Con esta versión avanzada del avión de caza americano, Marruecos accede al selecto club de países que dispone del F-16 “supercharged”, ya que el material incluye dispositivos de combate adicionales desarrollados por ingenieros israelíes, todo con el beneplácito de Washington. Este avión es particularmente eficaz en los combates aéreos gracias a sus equipos de seguimiento, detección y las municiones con las que cuenta, misiles aire-aire Amraaa y Sidewinter, guiados por láser y GPS. Los F-16 están dotados también de misiles anti-radar y de dispositivos de designación Sniper y de reconocimiento de largo alcance DB-100.

Lo que inquieta al ejército argelino es, sobre todo, los trabajos efectuados en los cazas por sociedades israelíes especializadas, que aumentan la capacidad letal de los F-16, al igual que su velocidad de reacción. Al contrario que los cazas rusos Sukoi 30MKA que, derivados de los 30MKI indios, acaba de adquirir Argel, la eficacia de los F-16 está más que probada en miles de misiones en todo el mundo. Por su parte, los Sukoi del ejército del aire argelino, incluso si son considerados por los expertos como cazas muy avanzados, de lo mejor en aeronáutica militar, aún no han sido probados en zonas de conflicto real.

Expertos militares consultados por Correo Diplomático consideran que la entrega de F-16 a Marruecos cambia el estado de fuerzas en el Magreb. Y es que Marruecos, además de los cazas estadounidenses, también ha procedido a la modernización de sus 27 Mirage F1 CH/EH, que ha sido llevada a cabo por el consorcio francés Thales-Sagem, por un monto de 420 millones de euros. Informes militares elaborador por Londres han destacado que el ejército argelino se encuentra un tanto confuso. Si bien dispone de aviones militares muy avanzados sobre el plano tecnológico, el ejército del aire se pregunta si sus aviones rusos son eficaces sobre el plano operacional. Fuentes argelinas han asegurado a Correo Diplomático que el Estado Mayor del APN estaría interesado por la adquisición de aviones Rafale y Eurofighters. Para ello, ya se habrían puesto en marcha contactos informales con diferentes responsables europeos.

En España, aunque la inquietud no llega a los niveles argelinos, los responsables militares también siguen muy de cerca las evoluciones en Marruecos. La modernización de la flota de combate de las Fuerzas Armadas Reales supondría también – en menor medida, claro – una amenaza para Madrid.

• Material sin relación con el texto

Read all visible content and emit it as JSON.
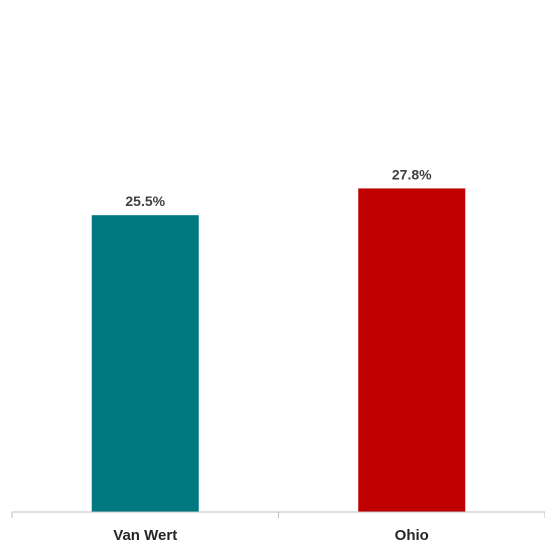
{
  "chart_data": {
    "type": "bar",
    "categories": [
      "Van Wert",
      "Ohio"
    ],
    "values": [
      25.5,
      27.8
    ],
    "data_labels": [
      "25.5%",
      "27.8%"
    ],
    "colors": [
      "#007882",
      "#c00000"
    ],
    "ylim": [
      0,
      30.5
    ],
    "title": "",
    "xlabel": "",
    "ylabel": "",
    "grid": false,
    "legend": "none"
  }
}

Las relaciones bilaterales son buenas y la cooperación militar es “excelente”, según fuentes militares españolas, pero a los oficiales ibéricos no ha pasado desapercibido el aumento de capacidades marroquíes. Con Ceuta y Melilla en mente, pero también pensando la autonomía de casi 1.000 kilómetros de los F-16, que ponen a tiro de piedra cualquier capital española del centro o sur del país, los responsables militares españoles tratan de valorar el posible impacto de la nueva realidad militar. Ya por último, a otro nivel, varios responsables europeos habrían mostrado sotto voce su desazón por el grado privilegiado de relaciones alcanzado entre Marruecos y Estados Unidos.